In quel «per sempre» dei nove preti novelli c’è il senso del futuro

CHIESA DI BERGAMO. Nella serata di sabato 27 maggio sono diventati preti 9 ragazzi della nostra diocesi di Bergamo. Il festeggiamento per questa ricorrenza è ancora in grado, senza eguali a livello di ingaggio e di coinvolgimento, di mobilitare intere comunità, dai bambini ai nonni, passando per le famiglie e i giovani.

Sarebbe ingiusto derubricare questa gioia a retaggio di un piccolo mondo antico, che già palesa i primi segni di cedimento strutturale. Come sarebbe pericoloso classificare l’entusiasmo condiviso a espressione emotiva della collettività, come se l’ordinazione di nuovi preti fosse l’ultimo rito civile rimasto a tenere in piedi le speranze riposte nell’idealità dei giovani e nel bisogno di vederli eredi degni - forse un po’ eroici - del mondo che viene avanti e che spaventa un po’.

Quali radici ha dunque questa euforia? Forse, in primo luogo, ciò che viene celebrato è una scelta che ha il sapore del «per sempre». Celebrare i traguardi raggiunti è parte integrante e irrinunciabile del traguardo stesso. Vale tanto per i matrimoni quanto per coloro che diventano preti. L’idea che qualcosa possa durare un po’ di più di domani, degli alti e bassi della vita, dell’altalena di emozioni che strattona la volontà, è un’idea tardo romantica a cui facciamo fatica a rinunciare come specie umana. Per quanto ci si scontri con la ruvida concretezza del quotidiano, il ritmo lunedì-venerdì appare una cadenza troppo stretta per il bisogno di significato di una vita intera: c’è bisogno di ragioni supplementari che siano affidabili, in grado di ospitare il tutto di ciò che sono. L’intero di un’esistenza, con il suo meglio e il suo peggio.

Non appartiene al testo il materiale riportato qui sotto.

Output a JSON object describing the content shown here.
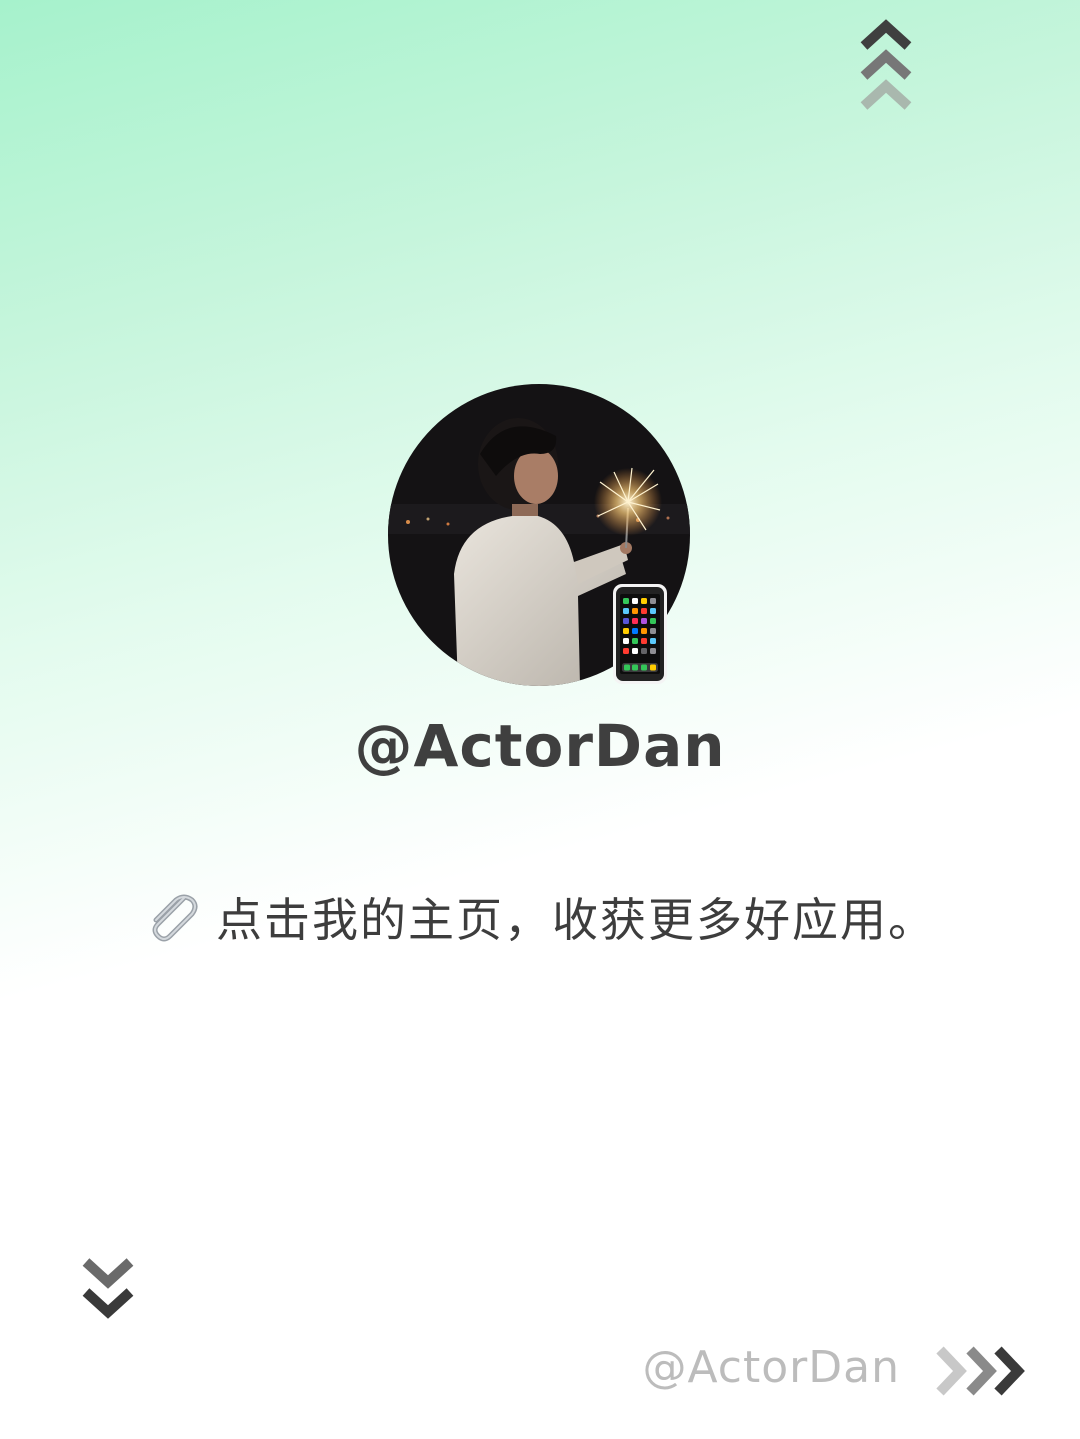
{
  "profile": {
    "handle": "@ActorDan",
    "avatar_alt": "",
    "badge_emoji": "mobile-phone-icon"
  },
  "tagline": {
    "icon": "paperclip-icon",
    "text": "点击我的主页，收获更多好应用。"
  },
  "footer": {
    "handle": "@ActorDan"
  },
  "icons": {
    "top": "chevrons-up-icon",
    "left_bottom": "chevrons-down-icon",
    "right_bottom": "chevrons-right-icon"
  },
  "colors": {
    "bg_top": "#a6f2cc",
    "bg_bottom": "#ffffff",
    "text_dark": "#3f3f3f",
    "text_muted": "#bcbcbc"
  }
}
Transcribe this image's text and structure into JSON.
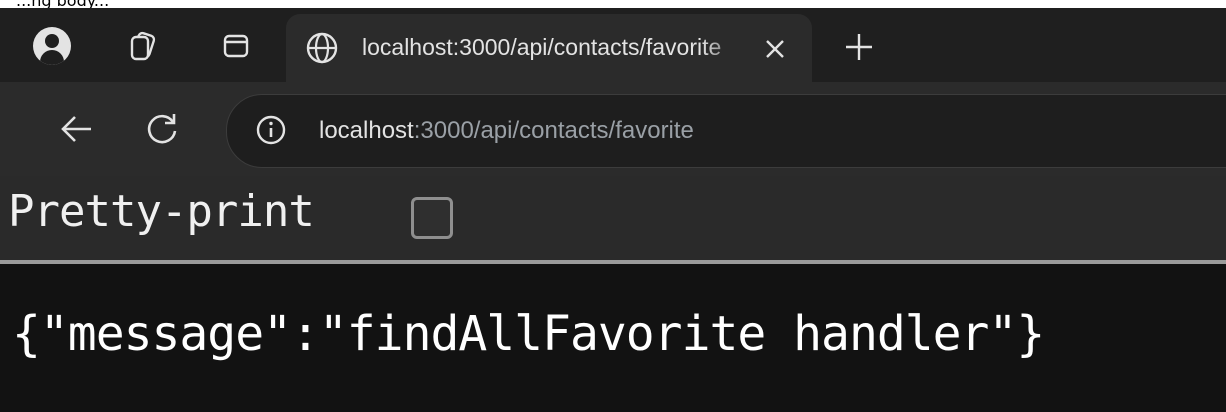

È questa speranza che è contenuta nel fascino del «per sempre»: la speranza che ci sia un senso che non tramonti, che non ingiallisca con il tempo, che riesca ogni volta a innescare il bisogno di esistere per il bene. Si applaude dunque a giovani che hanno passato il Rubicone dell’età adulta, per lo meno dichiarano di volerci provare: hanno preso una scelta di futuro, vincendo l’inerzia del presente, male del nostro secolo. È diventato incredibilmente difficile scegliere oggi: certo che il tempo scorre ugualmente, ma decidere a quale figura di adulto si vuole dare forma con la propria vita appare una sfida non scontata. Chiede rinuncia e sacrificio. Più ancora, chiede qualcosa che valga, in virtù di cui si può rinunciare ad altro. Festeggiare loro vuol dire poter continuare a festeggiare la storia di una civiltà, di una cultura, di una comunità che è in grado di produrre ragioni di futuro, che non è sterile dal punto di vista del significato del tempo.

E poi, si festeggia cristianamente una vita donata per gratitudine. È l’atteggiamento invisibile che tiene in piedi il mondo quello della riconoscenza e della gratuità del dono. Il Vescovo, durante il rito dell’ordinazione, dice ai giovani che intendono diventare preti: «Renditi conto di ciò che fai, imita ciò che celebrerai, conferma la tua vita al mistero della croce di Cristo Signore». Quell’«Imita ciò che celebrerai» disincaglia la Messa dall’essere una pièce per gli affezionati: il prete è certamente colui che celebra per un’ora al giorno, ma che soprattutto prende l’impegno di trasformare la sua vita a immagine di quello che ha celebrato per le restanti 23 ore. Un uomo che crede che valga la pena attraversare il tempo concesso all’esistenza umana vivendo come Gesù Cristo è vissuto: «Conforma la tua vita alla croce di Cristo Signore». La Chiesa festeggia la vitalità e l’attualità del Vangelo, che ancora, concretamente, attraversa vite molto differenti e non perde la propria capacità di regalare significato. Non in astratto, ma dentro vite normalissime: il legame che unisce i credenti è quello che ha i tratti del popolo, in cui c’è posto per tutti, non solo per chi ci tiene, come nei fan club, o per quelli bravi, come nei circoli, ma tutti. Nella storia di questi nove ragazzi brilla la storia di altrettante famiglie, come tante. E la storia di comunità cristiane, oratori, scuole, serate con gli amici, estati… Come quelle di molti. Niente di straordinario, e niente di banale al contempo. È festa perché il quotidiano è ancora il domicilio dello straordinario.